MI5’s Behavioural Science Unit (BSU), made up of criminologists, psychologists and other academics, was launched in 2004 to analyse suspects’ behaviours to determine whether they are about to carry out an attack.
The BSU’s aim is to find out whether those flagged as potential threats are “talkers or walkers” – those who boast or those who are prepared to act, according to The Sunday Times.
People selected for surveillance are chosen through intelligence gathered from the agency’s network of informants, as well as from the public.
The experts then search for signs of unusual activity such as an “increasing sense of grievance, a desire to acquire skills and tactics – an attempt to identify material for their plans and logistical practice and trial runs.”
According to Neil, an Arabic and Norwegian speaker who has worked for the unit for six years, “it takes some doing to go from talking about carrying out a violent act like killing to actually doing it.”

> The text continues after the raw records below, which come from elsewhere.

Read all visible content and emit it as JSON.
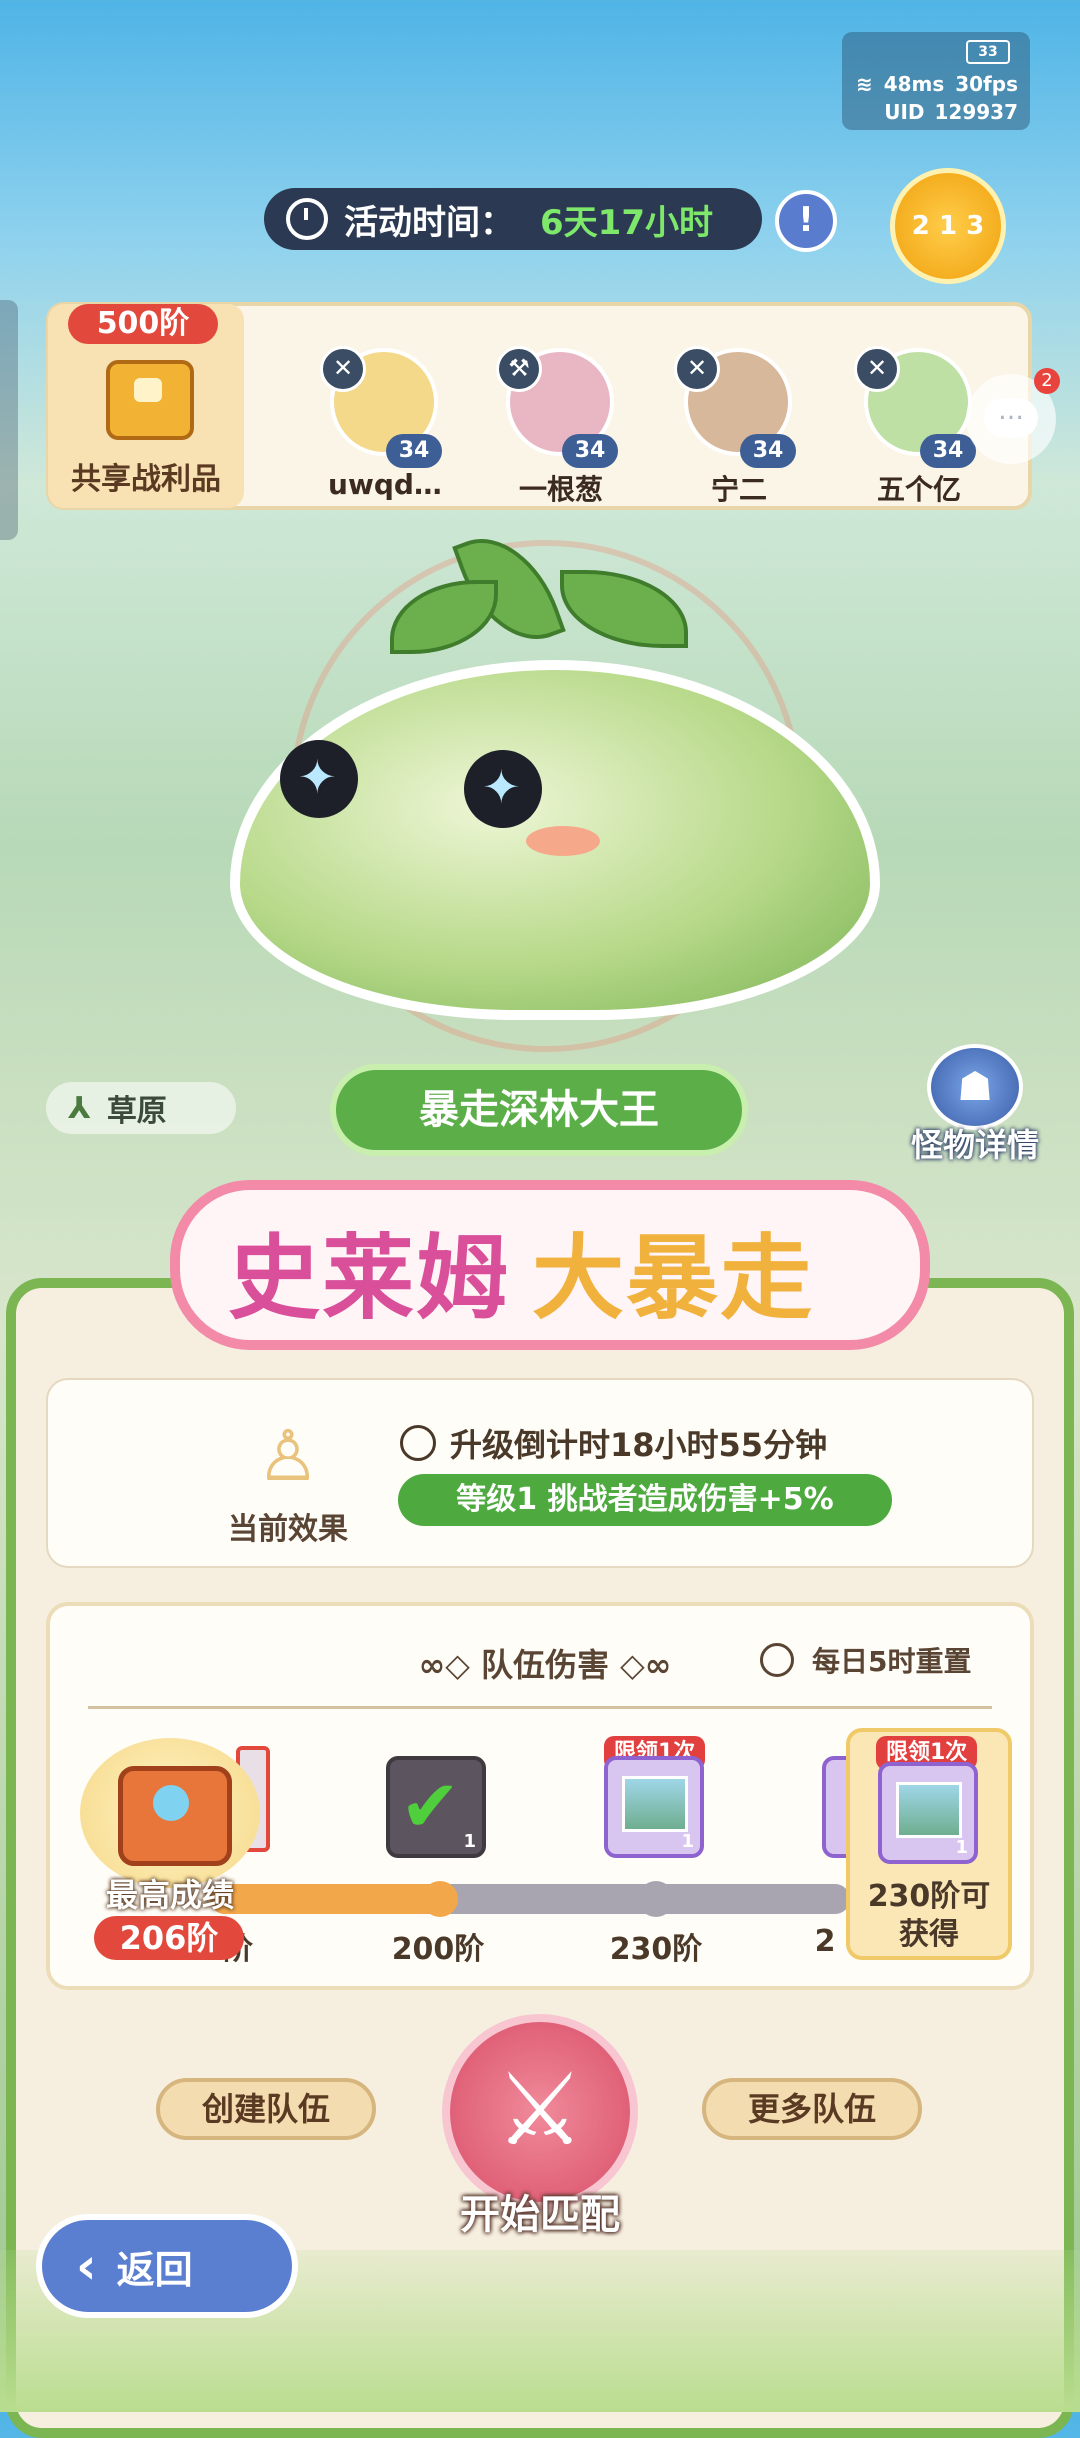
{
  "hud": {
    "battery": "33",
    "ping": "48ms",
    "fps": "30fps",
    "uid_label": "UID",
    "uid": "129937"
  },
  "event": {
    "label": "活动时间：",
    "remaining": "6天17小时"
  },
  "ranking": {
    "digits": "2 1 3"
  },
  "team": {
    "shared_loot_badge": "500阶",
    "shared_loot_label": "共享战利品",
    "members": [
      {
        "name": "uwqd…",
        "level": "34",
        "role_icon": "sword-cross-icon",
        "color": "#f5d98a"
      },
      {
        "name": "一根葱",
        "level": "34",
        "role_icon": "wrench-icon",
        "color": "#e9b6c4"
      },
      {
        "name": "宁二",
        "level": "34",
        "role_icon": "sword-cross-icon",
        "color": "#d8b89a"
      },
      {
        "name": "五个亿",
        "level": "34",
        "role_icon": "sword-cross-icon",
        "color": "#bfe0a4"
      }
    ]
  },
  "chat": {
    "unread": "2"
  },
  "boss": {
    "terrain": "草原",
    "name": "暴走深林大王",
    "detail_label": "怪物详情"
  },
  "banner": {
    "part1": "史莱姆",
    "part2": "大暴走"
  },
  "effect": {
    "label": "当前效果",
    "countdown": "升级倒计时18小时55分钟",
    "buff": "等级1 挑战者造成伤害+5%"
  },
  "damage": {
    "title": "队伍伤害",
    "reset": "每日5时重置",
    "best_label": "最高成绩",
    "best_value": "206阶",
    "partial_tier": "阶",
    "progress_ratio": 0.36,
    "rewards": [
      {
        "tier": "200阶",
        "type": "claimed",
        "count": "1",
        "limit": ""
      },
      {
        "tier": "230阶",
        "type": "picture",
        "count": "1",
        "limit": "限领1次"
      },
      {
        "tier": "2",
        "type": "picture",
        "count": "",
        "limit": ""
      }
    ],
    "next": {
      "limit": "限领1次",
      "count": "1",
      "text_line1": "230阶可",
      "text_line2": "获得"
    }
  },
  "buttons": {
    "create": "创建队伍",
    "more": "更多队伍",
    "match": "开始匹配",
    "back": "返回"
  }
}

The experts work in an office overlooking several London landmarks which are potential targets for terror groups, and have developed a database from studying past attacks.

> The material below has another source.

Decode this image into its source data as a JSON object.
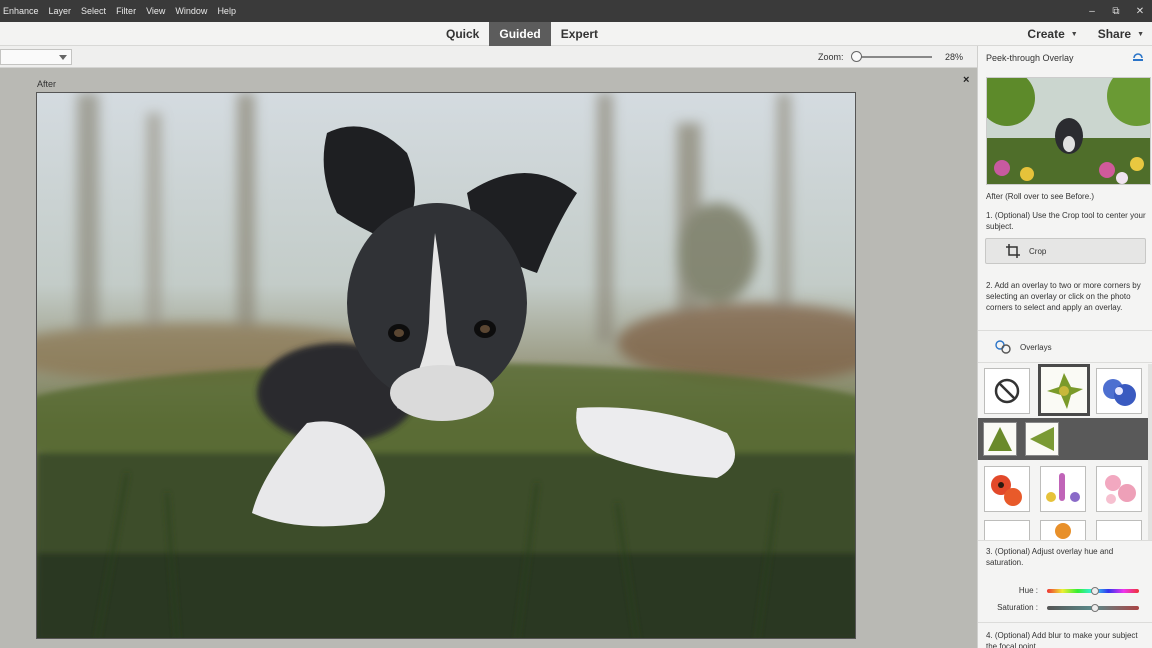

Research by MI5 shows that more than 60 percent of lone wolf attackers provide clues that they are about to strike with changes in their behaviour, the agency says.
For instance, the BSU says that Roshonara Choudhry, who was inspired by Al-Qaeda, showed clear signs of change in her life before she stabbed MP Stephen Timms in 2010.
Choudhry quit her college course, cleared out her bank accounts to stop authorities from having access to her money, and settled her student loan, fearing her parents would be liable for the debt, before carrying out the attack.
The ‘mind reading’ unit has doubled in size since the murder of British soldier Lee Rigby in 2013 by Michael Adebolajo and Michael Adebowale, two Muslim converts who displayed subtle signs of becoming more radical in the lead-up to the attack, a subsequent report by parliament’s Intelligence and Security Committee found.
“We deal with probabilities and that is the nature of our work,” Neil said. “We provide an assessment of the subject of interest but the final decision lies with the [investigating] officer.”
“When it comes to lone actors, we have to question why they have chosen to act alone. Is it because it is more operationally effective? Is it because others don’t want to be involved in their plot? Is it because they cannot relate to others or others find them to obnoxious to work with them?” Neil continued.
“In some cases, we may have very little information on a high profile subject, in others we may have lots. It varies.”
Neil says the assumption that many extremists have mental health problems is wrong.
“Only two percent of members of terrorist organisations suffer from mental health problems, compared with an average of up to 30 percent of members of the public,” he said.
The BSU and other security services are monitoring hundreds of suspected British jihadists, including 400 who have returned to the UK after traveling to Syria.